解决方案: 我们的最终目标是获得具有以下公式的Scaled AverageWeeklySales(AWS):
Scaled AWS = (Number of Weeks article has had a record within the store / maximum Number of Weeks in data) * (AWS / Number of Weeks)
输入“ table_a”结构:
Store Article Date Week Year Sales
xx xx xx xx xx xx
试用: 构造查询直到找到AWS(在商店级别),然后卡在那里继续进行。由于我是新手,因此不确定通过BigQuery SQL如何实现此可扩展AWS。需要帮助!
WITH total_weekly_sales AS (
SELECT
Store,
Week,
SUM(Sales) AS TotalWeeklySales
FROM
table_a
GROUP BY
Store,
Week)
SELECT
Store,
AVG(TotalWeeklySales) AS AverageWeeklySales
FROM
total_weekly_sales tws
GROUP BY
Store
样本数据:
Store Article Date Week Year Sales
11 aa 2019-07-01 202001 2020 4.9
11 bb 2019-07-07 202001 2020 22.5
11 cc 2019-07-08 202002 2020 10.4
12 aa 2019-07-01 202001 2020 5.3
12 bb 2019-07-07 202001 2020 20.2
评论查询:
Tried Out
”会话中提到的
问题,以查找商店级别的每周总销售量并获取
平均得出AWS] 所需结果: 缩放后的AWS Formula Part_1结果[周数文章在商店中有一条记录/数据中的最大周数]
Store part_1_value
11 1.5 (3/2)
12 1 (2/2)
按比例缩放的AWS公式Part_2结果[AWS /周数]
Store part_2_value
11 18.9 (37.8/2)
12 25.5 (25.5/1)
最终输出为: [Part_1 * Part_2]
Store ScaledAverageWeeklySales
11 28.35 (1.5*18.9)
12 25.5 (1*25.5)
总的来说,我们的最终结果应该在商店级别。 预先感谢!
答案 0 :(得分:1)
在您澄清之后,我能够创建一个查询来计算您要寻找的内容。
我已将您提供的数据与WITH语句以及BigQuery中的MAX,COUNT聚合内置方法一起使用。下面是查询,
WITH unique_articles AS (
SELECT Store, COUNT(DISTINCT Article) as uniq_art FROM `test-proj-261014.bq_load_codelab.sales_week`
GROUP BY Store
),
max_weeks_st AS (
#not possible to use DATE_DIFF cos the format of the date, the number of weeks would be 1 for the sample data
#so WEEK column will be used instead
SELECT Store, COUNT(Distinct Week) as max_weeks_st FROM `test-proj-261014.bq_load_codelab.sales_week`
group by Store
),
#below returns a struct.
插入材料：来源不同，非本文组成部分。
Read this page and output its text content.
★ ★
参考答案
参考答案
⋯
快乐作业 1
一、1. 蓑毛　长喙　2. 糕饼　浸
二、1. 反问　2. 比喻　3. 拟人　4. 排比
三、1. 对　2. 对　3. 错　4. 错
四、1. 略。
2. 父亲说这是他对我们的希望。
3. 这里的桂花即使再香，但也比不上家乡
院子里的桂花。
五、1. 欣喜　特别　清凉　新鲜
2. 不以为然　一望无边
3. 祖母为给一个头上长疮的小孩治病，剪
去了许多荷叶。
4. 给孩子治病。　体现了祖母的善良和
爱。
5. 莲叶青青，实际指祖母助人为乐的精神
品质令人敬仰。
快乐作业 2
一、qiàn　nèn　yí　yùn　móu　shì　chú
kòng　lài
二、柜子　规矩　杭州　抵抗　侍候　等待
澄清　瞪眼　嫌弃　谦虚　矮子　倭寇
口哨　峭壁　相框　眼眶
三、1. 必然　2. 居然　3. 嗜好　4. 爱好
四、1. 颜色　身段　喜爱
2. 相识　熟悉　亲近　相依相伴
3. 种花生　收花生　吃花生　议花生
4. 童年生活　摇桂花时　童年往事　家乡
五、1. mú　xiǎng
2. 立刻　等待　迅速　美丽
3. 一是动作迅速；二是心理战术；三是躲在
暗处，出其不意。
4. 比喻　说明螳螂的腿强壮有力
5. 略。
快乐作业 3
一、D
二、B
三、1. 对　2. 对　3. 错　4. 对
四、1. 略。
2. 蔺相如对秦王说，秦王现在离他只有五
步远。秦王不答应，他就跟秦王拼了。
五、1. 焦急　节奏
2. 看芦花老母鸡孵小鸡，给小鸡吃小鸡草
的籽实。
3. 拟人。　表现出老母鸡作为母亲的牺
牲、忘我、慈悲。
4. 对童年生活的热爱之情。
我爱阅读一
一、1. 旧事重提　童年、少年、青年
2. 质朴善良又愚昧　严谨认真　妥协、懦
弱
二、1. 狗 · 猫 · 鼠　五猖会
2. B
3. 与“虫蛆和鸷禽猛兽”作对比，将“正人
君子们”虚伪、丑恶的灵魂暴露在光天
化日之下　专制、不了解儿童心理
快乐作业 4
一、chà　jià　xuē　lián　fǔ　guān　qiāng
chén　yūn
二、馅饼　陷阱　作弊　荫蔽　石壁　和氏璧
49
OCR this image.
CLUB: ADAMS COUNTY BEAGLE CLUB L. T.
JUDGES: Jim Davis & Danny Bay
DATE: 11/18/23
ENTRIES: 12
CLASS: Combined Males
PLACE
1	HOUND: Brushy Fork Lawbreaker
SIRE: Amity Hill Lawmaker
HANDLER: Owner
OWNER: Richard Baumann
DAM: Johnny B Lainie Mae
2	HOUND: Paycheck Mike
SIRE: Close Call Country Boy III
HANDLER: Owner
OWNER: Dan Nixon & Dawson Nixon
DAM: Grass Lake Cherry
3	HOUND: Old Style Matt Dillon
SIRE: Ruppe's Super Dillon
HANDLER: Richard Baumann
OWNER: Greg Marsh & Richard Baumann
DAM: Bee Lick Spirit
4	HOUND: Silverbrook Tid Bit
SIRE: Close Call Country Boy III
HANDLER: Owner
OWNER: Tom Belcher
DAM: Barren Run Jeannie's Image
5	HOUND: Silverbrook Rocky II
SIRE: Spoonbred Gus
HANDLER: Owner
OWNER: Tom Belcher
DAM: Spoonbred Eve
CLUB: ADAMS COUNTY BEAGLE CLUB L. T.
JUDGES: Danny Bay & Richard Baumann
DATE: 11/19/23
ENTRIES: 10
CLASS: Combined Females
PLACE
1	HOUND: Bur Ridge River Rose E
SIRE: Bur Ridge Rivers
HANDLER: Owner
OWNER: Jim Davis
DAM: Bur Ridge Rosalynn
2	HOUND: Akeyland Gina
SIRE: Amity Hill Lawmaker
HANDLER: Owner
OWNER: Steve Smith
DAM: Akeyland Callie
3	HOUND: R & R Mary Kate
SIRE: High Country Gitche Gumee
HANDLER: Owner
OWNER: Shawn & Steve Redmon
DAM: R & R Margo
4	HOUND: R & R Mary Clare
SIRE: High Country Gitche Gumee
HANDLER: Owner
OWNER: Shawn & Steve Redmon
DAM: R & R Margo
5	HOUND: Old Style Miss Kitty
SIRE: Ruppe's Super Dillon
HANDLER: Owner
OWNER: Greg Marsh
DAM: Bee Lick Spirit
So in order to access the int64 value name_of_struct.max_weeks_data
max_weeks_data AS(
SELECT MAX(a.max_weeks_st) AS max_weeks_data FROM max_weeks_st a
),
sum_sales AS (
SELECT Store, SUM(sales) as sum_sales FROM `test-proj-261014.bq_load_codelab.sales_week`
GROUP BY Store
),
final_data AS(
select a.Store, a.uniq_art, b.max_weeks_st,c.sum_sales, max_weeks_data FROM unique_articles a LEFT JOIN sum_sales c USING(Store)
LEFT JOIN max_weeks_st b USING(Store) CROSS JOIN max_weeks_data
)
SELECT Store,((uniq_art/max_weeks_data.max_weeks_data)*(sum_sales/ max_weeks_st)) as AWS_result FROM final_data a
和输出
Row Store AWS_result
1 11 28.35
2 12 25.5
请注意, max_weeks_data 是 结构 。因此,要访问其值,必须遵循以下语法: name_of_struct.max_weeks_data 。此外,请注意,您描述的每个变量都是在临时表中计算的,该表始终带有用于联接表的商店ID。